Another source of reputable accreditation for phlebotomy schools can be organizations like CalJobs. Specifically, schools may be included on the Eligible Training Provider List (ETPL) to provide training opportunities for displaced workers. Schools that meet CalJobs standards for this have a proven track record of success in graduating students and placing them in their careers. Attending an accredited school that is part of the CalJobs network gives you access to a broader range of employment resources, networking opportunities, and job placement assistance. In short, it will help expand your career options as a phlebotomist.
Accreditation from professional associations in healthcare is a significant indicator of quality and legitimacy for phlebotomy education programs. These associations uphold rigorous standards and requirements, ensuring accredited programs meet industry benchmarks. One notable advantage of professional association accreditation is the access to valuable resources and funding available to students. Many professional associations sponsor scholarships and provide opportunities for continued learning, allowing students to connect with industry peers and experts.
Many people hurrying to get their phlebotomy certification are intrigued by the idea of fast-paced corporate chain schools. These schools will promise to get you your phlebotomy license in a matter of weeks and may even list a few accreditations on their website. However, if you look deeper into those accreditations, you would find that they come from “mills” that grant credentials based not on quality but on how much someone is willing to pay.

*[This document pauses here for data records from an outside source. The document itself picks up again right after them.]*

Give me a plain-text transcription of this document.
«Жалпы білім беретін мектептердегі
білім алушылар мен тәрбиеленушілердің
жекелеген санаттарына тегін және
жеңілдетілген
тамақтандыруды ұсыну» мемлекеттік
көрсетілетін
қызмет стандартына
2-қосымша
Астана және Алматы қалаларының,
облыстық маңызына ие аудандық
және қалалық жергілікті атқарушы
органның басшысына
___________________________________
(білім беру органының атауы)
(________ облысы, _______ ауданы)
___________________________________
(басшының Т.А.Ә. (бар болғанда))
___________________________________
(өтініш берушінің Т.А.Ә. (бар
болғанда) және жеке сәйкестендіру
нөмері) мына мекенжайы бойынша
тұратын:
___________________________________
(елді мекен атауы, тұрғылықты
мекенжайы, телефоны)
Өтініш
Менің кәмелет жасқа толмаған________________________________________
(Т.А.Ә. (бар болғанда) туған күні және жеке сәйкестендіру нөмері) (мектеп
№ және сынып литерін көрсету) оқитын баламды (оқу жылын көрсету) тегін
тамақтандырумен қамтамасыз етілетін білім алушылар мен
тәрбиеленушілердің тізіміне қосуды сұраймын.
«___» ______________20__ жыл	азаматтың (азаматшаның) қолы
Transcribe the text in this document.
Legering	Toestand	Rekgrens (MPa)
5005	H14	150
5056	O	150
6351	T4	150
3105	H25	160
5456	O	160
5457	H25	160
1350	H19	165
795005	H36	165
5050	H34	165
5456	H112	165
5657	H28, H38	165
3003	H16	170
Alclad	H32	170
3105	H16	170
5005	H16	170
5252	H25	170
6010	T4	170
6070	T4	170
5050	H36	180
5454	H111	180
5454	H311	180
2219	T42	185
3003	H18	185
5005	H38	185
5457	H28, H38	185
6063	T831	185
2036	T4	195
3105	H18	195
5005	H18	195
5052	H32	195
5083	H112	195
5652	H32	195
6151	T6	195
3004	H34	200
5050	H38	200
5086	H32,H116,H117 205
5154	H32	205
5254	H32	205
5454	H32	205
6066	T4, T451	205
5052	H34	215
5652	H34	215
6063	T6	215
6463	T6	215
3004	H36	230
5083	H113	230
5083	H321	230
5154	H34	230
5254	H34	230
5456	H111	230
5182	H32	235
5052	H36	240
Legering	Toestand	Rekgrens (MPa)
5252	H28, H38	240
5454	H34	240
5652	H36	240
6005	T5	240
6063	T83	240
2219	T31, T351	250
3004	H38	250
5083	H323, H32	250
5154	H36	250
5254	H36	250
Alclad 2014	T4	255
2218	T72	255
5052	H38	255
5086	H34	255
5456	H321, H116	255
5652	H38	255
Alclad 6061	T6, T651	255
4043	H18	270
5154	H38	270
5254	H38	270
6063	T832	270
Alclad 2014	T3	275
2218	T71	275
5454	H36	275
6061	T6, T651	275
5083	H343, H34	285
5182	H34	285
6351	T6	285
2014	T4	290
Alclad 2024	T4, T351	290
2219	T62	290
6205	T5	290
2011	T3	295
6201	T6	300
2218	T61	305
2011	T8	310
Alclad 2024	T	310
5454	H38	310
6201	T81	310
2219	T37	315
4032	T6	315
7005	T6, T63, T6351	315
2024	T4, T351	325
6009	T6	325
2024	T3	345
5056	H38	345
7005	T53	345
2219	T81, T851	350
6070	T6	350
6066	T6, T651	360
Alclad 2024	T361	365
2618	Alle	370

Many corporate chain schools don’t offer the opportunity to get the hands-on training that you need to become a competent phlebotomist. As a result, local employers are very familiar with the certificates granted by their programs—and are not impressed. They are unlikely to give employment opportunities to individuals that hold them because they know the school isn’t providing quality education.
The best way to avoid that issue is to focus on phlebotomy school accreditation granted by reputable, known bodies in the industry. These accreditations are the stamp of approval that shows that the program you attended meets the highest standards in education.